The Biden administration proposed spending $38 billion more across these six appropriations bills in their FY 2023 budget request, for a total of $388 billion or 11 percent more than FY 2022 enacted levels.

House Democrats have taken the Biden administration’s request and added even more spending – a total of $399 billion across the six bills, or $49 billion (14.1 percent) more than FY 2022 enacted levels. The largest increase – on a nominal and relative basis – goes to the Military Construction and Veterans Affairs bill.

Importantly, this minibus if enacted will have pernicious and long-term effects on the nation’s debt and deficits. While the bill adds tens of billions of dollars to the deficit in FY 2023 – since the spending increases outlined above are not paid for – the increases will also create new and higher baselines for FY 2024. Since discretionary spending rarely goes down from year to year, this year’s $50 billion increase could set the table for hundreds of billions of dollars in additional spending over the next decade.

Congress should scrap these bills and start from scratch, with a goal of limiting spending increases in each of the six appropriations bills or even reducing spending relative to FY 2022 enacted levels.

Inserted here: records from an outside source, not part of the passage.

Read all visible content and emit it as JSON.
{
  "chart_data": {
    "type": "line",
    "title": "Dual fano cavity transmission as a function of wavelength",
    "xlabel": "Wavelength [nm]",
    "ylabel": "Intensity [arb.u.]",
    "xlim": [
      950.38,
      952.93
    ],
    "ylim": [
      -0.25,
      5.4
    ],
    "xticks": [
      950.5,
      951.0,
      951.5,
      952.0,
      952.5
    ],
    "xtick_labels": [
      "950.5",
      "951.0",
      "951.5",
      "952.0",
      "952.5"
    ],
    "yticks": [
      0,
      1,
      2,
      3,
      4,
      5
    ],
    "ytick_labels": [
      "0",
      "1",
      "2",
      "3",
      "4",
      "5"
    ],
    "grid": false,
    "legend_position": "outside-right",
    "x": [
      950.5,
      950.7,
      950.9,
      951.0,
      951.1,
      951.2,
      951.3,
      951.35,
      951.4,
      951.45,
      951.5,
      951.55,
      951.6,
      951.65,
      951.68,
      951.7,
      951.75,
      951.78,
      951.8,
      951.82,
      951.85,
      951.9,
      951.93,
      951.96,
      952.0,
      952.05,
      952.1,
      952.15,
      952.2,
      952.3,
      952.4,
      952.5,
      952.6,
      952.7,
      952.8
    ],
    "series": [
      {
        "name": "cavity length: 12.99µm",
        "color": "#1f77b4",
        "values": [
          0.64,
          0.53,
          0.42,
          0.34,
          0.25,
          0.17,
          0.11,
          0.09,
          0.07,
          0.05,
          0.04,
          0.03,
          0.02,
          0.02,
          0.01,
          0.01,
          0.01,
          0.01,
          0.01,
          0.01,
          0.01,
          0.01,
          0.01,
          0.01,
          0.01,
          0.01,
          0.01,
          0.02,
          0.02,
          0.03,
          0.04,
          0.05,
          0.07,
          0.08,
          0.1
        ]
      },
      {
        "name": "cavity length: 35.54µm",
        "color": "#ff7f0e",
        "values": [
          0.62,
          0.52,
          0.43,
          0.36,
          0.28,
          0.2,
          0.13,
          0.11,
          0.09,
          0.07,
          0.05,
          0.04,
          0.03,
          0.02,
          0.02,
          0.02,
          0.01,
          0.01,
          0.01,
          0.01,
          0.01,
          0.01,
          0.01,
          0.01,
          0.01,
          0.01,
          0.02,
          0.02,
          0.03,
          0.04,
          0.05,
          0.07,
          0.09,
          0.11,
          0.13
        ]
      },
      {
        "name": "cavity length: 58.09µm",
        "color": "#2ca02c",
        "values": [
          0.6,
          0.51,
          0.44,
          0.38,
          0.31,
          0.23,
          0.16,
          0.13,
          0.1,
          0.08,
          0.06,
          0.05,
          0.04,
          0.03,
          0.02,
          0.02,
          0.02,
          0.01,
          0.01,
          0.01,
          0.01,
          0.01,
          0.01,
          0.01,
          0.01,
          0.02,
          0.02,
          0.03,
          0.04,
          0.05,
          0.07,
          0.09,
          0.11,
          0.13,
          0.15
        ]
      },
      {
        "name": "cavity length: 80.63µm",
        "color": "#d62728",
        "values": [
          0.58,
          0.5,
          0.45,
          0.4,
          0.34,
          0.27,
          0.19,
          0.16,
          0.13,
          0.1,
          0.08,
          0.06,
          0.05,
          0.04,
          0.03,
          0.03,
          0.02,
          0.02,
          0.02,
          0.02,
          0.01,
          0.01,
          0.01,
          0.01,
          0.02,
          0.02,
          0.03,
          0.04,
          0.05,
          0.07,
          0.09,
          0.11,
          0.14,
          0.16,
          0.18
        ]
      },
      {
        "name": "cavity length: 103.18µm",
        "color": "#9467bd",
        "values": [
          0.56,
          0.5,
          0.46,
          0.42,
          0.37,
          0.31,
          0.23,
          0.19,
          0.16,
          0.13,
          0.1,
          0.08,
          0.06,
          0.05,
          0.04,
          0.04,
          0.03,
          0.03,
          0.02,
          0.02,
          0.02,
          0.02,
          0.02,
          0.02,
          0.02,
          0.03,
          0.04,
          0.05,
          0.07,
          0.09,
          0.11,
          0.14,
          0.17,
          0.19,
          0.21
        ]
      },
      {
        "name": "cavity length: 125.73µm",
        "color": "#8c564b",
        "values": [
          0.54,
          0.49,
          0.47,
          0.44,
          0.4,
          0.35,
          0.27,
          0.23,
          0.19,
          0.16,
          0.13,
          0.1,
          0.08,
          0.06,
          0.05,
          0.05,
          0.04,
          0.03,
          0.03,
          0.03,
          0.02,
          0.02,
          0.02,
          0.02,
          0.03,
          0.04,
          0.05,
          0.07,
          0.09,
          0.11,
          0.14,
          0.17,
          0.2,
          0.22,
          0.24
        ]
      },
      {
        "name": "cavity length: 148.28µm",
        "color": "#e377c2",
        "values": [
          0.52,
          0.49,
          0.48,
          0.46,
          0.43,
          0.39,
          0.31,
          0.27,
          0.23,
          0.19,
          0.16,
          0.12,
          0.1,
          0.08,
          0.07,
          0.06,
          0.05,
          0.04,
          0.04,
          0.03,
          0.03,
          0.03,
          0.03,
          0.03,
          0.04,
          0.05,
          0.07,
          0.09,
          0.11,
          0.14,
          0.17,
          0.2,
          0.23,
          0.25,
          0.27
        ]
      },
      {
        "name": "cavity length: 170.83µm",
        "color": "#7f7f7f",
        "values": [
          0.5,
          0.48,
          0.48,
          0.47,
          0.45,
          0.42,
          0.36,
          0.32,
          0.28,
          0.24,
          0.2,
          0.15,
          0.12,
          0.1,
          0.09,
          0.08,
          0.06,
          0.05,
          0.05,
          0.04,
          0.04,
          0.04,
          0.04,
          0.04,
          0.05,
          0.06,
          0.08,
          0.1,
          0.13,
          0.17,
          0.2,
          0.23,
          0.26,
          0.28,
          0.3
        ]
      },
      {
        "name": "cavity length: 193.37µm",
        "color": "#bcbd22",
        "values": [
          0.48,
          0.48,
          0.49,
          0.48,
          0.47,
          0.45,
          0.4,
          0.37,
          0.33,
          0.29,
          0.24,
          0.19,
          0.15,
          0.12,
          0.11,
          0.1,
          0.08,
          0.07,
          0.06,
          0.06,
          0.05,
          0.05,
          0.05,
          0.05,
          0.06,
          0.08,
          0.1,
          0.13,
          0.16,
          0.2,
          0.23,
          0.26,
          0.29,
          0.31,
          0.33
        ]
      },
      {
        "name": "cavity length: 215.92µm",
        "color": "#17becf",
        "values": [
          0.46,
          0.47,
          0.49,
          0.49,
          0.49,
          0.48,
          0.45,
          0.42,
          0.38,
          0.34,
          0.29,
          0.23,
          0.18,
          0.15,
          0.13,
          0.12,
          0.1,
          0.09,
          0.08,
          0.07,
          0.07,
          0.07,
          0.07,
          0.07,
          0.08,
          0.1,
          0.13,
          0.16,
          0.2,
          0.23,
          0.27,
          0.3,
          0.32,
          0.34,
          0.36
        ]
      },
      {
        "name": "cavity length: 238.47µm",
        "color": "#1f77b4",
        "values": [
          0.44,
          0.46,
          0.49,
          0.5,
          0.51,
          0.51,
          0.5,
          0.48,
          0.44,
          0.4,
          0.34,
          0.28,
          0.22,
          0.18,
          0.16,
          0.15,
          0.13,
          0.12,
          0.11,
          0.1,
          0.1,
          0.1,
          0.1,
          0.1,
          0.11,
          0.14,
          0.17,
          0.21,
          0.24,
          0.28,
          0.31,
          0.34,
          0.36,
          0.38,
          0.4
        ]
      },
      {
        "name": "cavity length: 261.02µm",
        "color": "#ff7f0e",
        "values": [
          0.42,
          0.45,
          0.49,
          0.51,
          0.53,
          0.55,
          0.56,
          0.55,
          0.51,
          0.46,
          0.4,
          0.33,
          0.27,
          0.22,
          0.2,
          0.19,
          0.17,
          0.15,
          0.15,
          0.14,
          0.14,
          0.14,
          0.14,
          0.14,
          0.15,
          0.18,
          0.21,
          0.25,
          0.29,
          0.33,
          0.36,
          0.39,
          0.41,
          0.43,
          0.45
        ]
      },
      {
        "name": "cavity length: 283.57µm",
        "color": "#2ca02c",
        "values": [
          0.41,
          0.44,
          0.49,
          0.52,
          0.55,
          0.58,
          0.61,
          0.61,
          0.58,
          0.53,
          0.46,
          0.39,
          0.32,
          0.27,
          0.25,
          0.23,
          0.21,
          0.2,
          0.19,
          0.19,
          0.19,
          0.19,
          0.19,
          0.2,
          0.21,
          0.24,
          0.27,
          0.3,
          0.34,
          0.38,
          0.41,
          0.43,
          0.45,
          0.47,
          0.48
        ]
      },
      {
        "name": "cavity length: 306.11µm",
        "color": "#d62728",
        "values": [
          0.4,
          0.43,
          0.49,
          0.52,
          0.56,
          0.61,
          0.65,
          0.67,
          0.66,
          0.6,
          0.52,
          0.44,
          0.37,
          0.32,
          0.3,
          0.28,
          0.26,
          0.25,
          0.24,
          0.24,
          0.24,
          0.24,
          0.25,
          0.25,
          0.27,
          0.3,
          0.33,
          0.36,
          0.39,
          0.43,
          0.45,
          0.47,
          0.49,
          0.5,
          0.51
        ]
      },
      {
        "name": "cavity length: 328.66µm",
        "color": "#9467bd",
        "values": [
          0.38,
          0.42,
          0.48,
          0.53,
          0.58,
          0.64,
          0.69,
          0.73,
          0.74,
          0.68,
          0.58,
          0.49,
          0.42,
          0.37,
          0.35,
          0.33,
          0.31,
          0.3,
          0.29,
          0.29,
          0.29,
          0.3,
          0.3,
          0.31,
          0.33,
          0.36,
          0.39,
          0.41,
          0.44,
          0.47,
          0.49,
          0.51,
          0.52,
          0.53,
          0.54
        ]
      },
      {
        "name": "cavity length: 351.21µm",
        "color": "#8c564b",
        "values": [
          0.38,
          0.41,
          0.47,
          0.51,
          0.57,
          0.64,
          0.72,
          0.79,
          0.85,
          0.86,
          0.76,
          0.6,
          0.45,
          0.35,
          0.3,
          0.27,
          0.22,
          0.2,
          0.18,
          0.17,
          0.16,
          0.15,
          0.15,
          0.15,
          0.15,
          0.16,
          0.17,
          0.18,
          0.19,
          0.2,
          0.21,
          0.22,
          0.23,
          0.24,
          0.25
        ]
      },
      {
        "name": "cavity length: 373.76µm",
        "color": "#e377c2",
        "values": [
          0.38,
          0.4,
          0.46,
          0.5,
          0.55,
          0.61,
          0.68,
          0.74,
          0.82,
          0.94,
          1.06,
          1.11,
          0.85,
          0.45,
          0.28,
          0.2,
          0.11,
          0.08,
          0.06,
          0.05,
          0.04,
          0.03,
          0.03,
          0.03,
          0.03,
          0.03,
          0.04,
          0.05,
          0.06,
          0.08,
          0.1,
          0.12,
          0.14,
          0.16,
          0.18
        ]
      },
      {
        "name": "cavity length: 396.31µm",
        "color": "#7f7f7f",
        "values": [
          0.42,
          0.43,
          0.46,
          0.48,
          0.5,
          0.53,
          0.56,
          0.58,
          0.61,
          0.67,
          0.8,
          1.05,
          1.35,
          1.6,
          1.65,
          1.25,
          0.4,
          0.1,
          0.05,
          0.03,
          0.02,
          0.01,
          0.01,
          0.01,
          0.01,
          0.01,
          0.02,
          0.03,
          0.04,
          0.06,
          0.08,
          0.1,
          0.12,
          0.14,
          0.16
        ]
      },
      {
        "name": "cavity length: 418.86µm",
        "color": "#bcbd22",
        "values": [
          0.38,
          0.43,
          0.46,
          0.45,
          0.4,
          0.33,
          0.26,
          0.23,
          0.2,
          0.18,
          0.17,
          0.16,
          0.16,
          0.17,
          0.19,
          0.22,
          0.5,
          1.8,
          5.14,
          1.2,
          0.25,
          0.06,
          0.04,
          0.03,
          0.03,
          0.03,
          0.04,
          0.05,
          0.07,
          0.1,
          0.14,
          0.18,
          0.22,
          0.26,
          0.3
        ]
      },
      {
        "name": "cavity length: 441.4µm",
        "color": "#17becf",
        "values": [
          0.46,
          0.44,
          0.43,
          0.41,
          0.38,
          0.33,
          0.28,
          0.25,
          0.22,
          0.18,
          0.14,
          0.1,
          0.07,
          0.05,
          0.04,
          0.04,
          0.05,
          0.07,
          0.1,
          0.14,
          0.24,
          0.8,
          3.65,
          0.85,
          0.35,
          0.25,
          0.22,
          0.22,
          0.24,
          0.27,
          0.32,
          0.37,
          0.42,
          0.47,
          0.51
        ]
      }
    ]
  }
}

[1] Reflects budget authority for FY 2022, not outlays. Does not include emergency spending. The majority of FY 2022 non-emergency budget authority came from the Defense ($728.5 billion) and Labor, Health and Human Services, and Education ($197 billion) appropriations bills – a total of $925.5 billion between the two, or 63 percent of FY 2022 discretionary non-emergency budget authority.